Moscovo, entretanto, parece estar a preparar-se para uma intensificação da guerra. Pouco depois da farsa das eleições presidenciais, o ministro da Defesa Shoigu anunciou o envio de mais dois exércitos, 14 divisões e 16 brigadas até ao final de 2024,17 o que aponta para uma nova mobilização parcial na Rússia. Além disso, enquanto a Europa debatia uma intervenção na Ucrânia, foram transferidas mais armas nucleares russas para a Bielorrússia.18 Os políticos russos deixaram claro em várias ocasiões que uma intervenção da NATO na Ucrânia tornaria inevitável uma guerra com a Rússia. A retórica por vezes raivosa e as ameaças nucleares de Moscovo são, na verdade, uma admissão da fraqueza das forças armadas convencionais da Rússia, que continuam a sofrer com a corrupção, a cleptocracia, o nepotismo e a consequente incompetência da oligarquia estatal russa, apesar de toda a sua prática de guerra e superioridade de material.

Uma guerra convencional contra a NATO nunca poderia ser ganha pela máquina militar russa, dominada pela corrupção, que só com grande dificuldade consegue abater o exército ucraniano. O Kremlin também sabe disso. E é precisamente por isso que o risco de uma troca de golpes nucleares aumenta se o Ocidente intervier de facto na Ucrânia, uma vez que o uso de armas nucleares tácticas – um primeiro passo provável de escalada – seria a única opção russa para parar a NATO. A Rússia possui o maior arsenal de armas nucleares e sistemas de lançamento do mundo, e uma escalada nuclear teria consequências globais catastróficas e poria fim ao processo civilizacional não só na Europa.
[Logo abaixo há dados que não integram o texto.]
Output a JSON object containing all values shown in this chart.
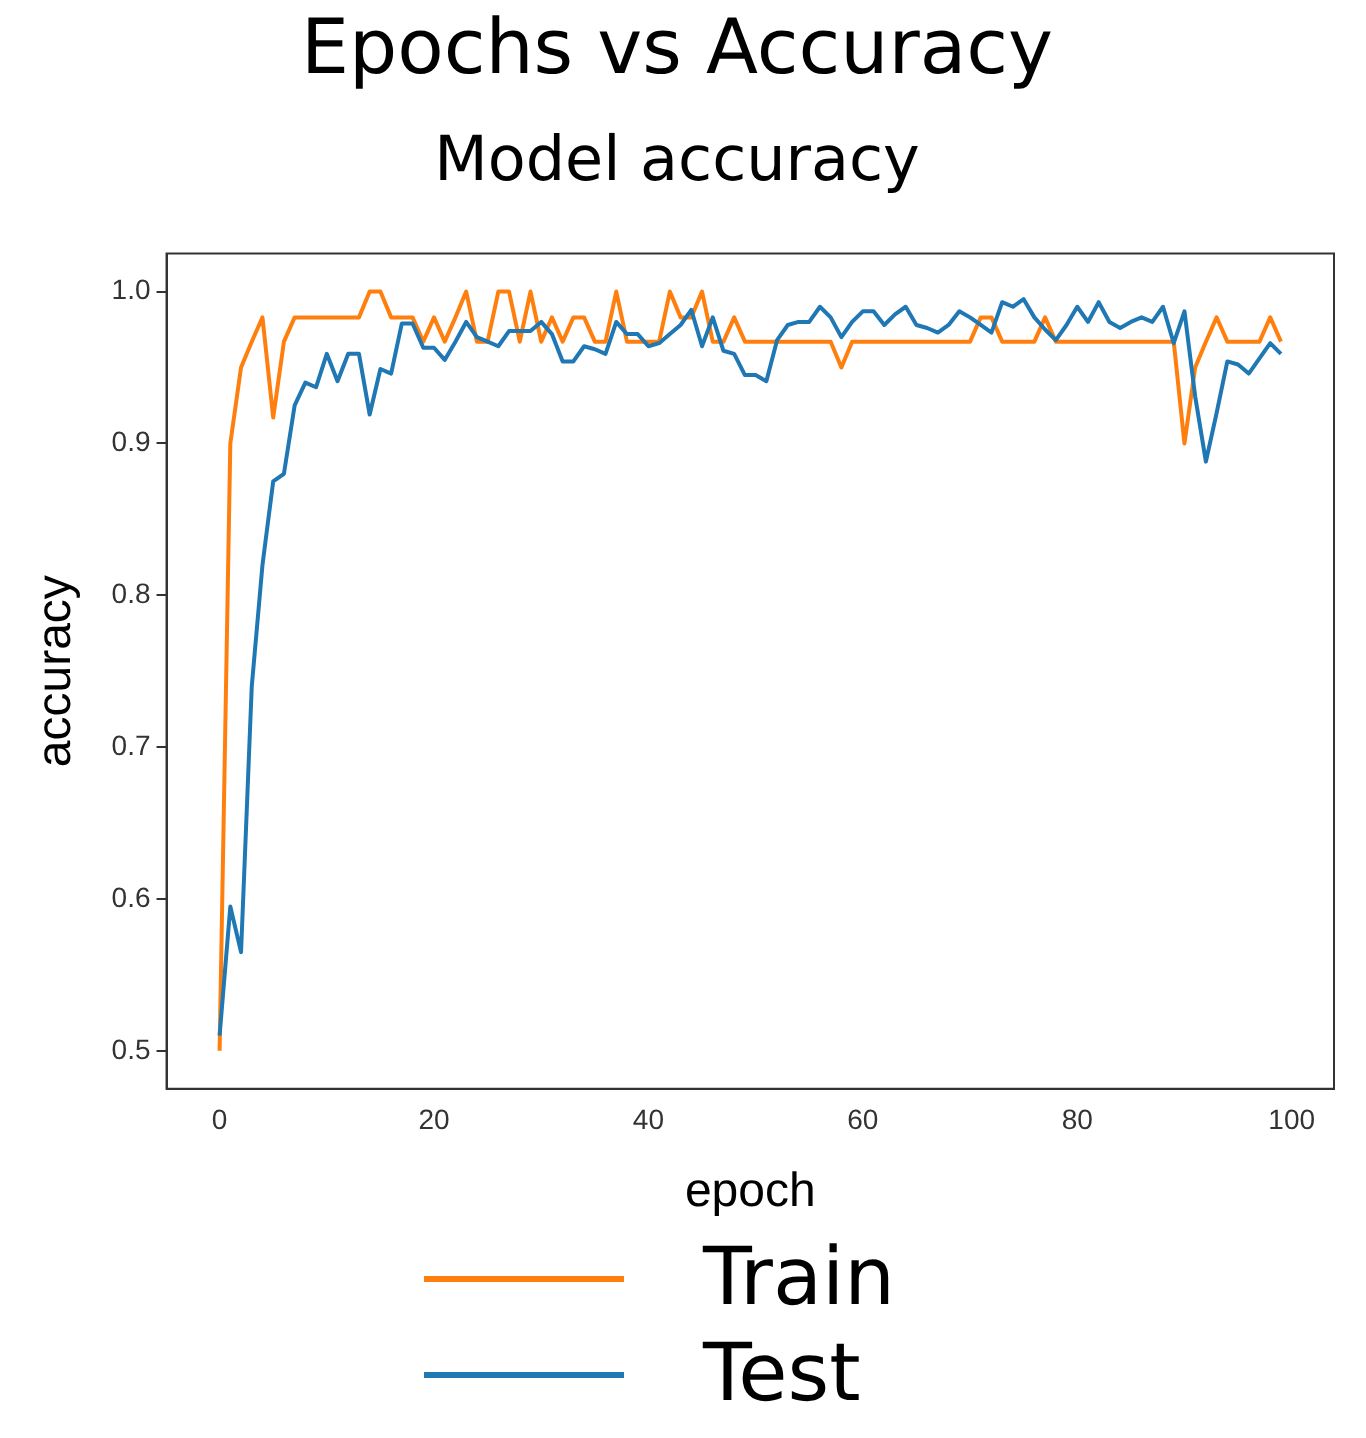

A situação na Ucrânia é tão perigosa precisamente porque ambas as partes têm muito a perder devido à crise socio-ecológica global do capital que se está a desenrolar. Consequentemente, está a desenrolar-se uma lógica destrutiva do imperialismo de crise na Ucrânia,19 que degenerou num campo de batalha entre o Leste e o Oeste.20 A crise está a pesar no pescoço de ambas as partes do conflito e a derrota ameaça a desestabilização interna, como o Presidente francês Macron deixou claro nas suas observações acima mencionadas. Isto aplica-se ainda mais à Rússia de Putin do que ao Ocidente em erosão, onde os receios de uma vitória eleitoral de Trump estão a crescer em toda a Europa. A vitória na Ucrânia, por outro lado, é uma questão de sobrevivência política e muitas vezes física para Putin e para toda a vertical de poder oligárquico do Kremlin. A doutrina de ataque nuclear da Rússia também prevê o uso de armas nucleares contra adversários convencionais assim que a existência do Estado russo estiver ameaçada. E desde a última eleição fraudulenta russa, a máxima da presidência de Putin também parece ser clara: O Estado sou eu.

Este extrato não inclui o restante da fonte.